Turbulence simulations of the Quasi-Continuous Exhaust regime

Not scheduled
20m
EICC, Edinburgh

EICC, Edinburgh

150 Morrison St, Edinburgh EH3 8EE
Oral Presentation Edge and Pedestal Physics (MCF)

Description

The H-mode in tokamaks brings fusion performance within reach but faces two major challenges: damaging ELMs and excessive divertor heat loads. Recent results across tokamak experiments identified an ELM-free H-mode—the quasi-continuous exhaust (QCE) regime—combining high pedestal pressure, reactor-relevant separatrix density, and a broadened the scrape-off layer (SOL) heat width, making it promising for a fusion reactor [1]. A first-principles understanding of the turbulence dynamics in QCE plasmas has been elusive, given the complexities of nonlinear, separatrix-spanning electromagnetic modes and their interactions with large-amplitude, intermittent filaments in the SOL.

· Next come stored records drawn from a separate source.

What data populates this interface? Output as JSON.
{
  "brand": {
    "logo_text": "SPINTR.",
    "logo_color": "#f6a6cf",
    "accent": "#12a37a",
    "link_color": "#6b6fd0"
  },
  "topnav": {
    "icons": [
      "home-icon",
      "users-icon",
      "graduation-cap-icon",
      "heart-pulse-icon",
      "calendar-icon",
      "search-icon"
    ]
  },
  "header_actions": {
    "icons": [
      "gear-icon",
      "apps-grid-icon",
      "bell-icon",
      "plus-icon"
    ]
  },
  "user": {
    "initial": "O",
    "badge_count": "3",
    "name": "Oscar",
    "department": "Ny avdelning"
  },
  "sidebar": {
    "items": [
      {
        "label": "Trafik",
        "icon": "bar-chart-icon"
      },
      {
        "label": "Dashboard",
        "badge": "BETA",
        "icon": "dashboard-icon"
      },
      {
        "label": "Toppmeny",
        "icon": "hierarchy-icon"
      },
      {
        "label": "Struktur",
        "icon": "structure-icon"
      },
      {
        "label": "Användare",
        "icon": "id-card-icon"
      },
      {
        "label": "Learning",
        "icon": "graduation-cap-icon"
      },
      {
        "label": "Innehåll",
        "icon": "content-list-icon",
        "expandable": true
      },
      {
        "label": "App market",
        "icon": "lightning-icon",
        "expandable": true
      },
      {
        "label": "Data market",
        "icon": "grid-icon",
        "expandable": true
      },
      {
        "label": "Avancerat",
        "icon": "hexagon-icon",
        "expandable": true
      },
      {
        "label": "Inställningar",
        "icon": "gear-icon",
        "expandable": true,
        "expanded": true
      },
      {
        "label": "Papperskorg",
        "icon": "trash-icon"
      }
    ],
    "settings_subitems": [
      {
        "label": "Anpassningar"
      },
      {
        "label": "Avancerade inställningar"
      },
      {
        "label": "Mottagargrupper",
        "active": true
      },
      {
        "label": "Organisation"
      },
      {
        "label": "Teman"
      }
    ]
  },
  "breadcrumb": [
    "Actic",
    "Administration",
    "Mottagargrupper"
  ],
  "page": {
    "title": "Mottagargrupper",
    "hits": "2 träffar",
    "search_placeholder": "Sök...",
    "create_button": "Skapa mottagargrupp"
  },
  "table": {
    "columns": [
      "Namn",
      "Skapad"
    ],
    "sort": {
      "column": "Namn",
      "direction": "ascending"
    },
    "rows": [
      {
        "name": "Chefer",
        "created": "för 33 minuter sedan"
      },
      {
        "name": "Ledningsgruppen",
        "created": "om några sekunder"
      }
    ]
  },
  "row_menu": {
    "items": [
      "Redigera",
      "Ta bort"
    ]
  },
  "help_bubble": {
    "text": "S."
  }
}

We address the challenge using two-fluid turbulence code GRILLIX [2,3]. We conduct global simulations of the QCE regime across the pedestal and SOL in realistic ASDEX Upgrade geometry. The results reveal a quasi-coherent mode (QCM) [4] spanning the separatrix and launching ballistic, filamentary blobs into the SOL, reproducing not only mean profiles but also fluctuation spectra and mode structure seen in experiments.
We identify QCM as a kinetic ballooning mode (KBM) with a long radial correlation length, which yields transport levels exceeding those of a KBM-unstable ELMy pedestal foot. The transport by QCM in the pedestal foot is regulated by two key ingredients: the self-consistent formation of a broad Er well, and the finite Larmor radius physics. The resistivity remains prominent near the X-point and triggers a secondary resistive X-point mode (RXM) [5]. The emergence of RXM strengthens interchange dynamics at the outermost extent of the QCM, thereby launching blobs into the SOL. The blob-dominated SOL temperature fall-off is then well decoupled from the pedestal-foot gradient set by the QCM. Together, these dynamics outline a pathway to self-sustained H-mode confinement with manageable heat exhaust.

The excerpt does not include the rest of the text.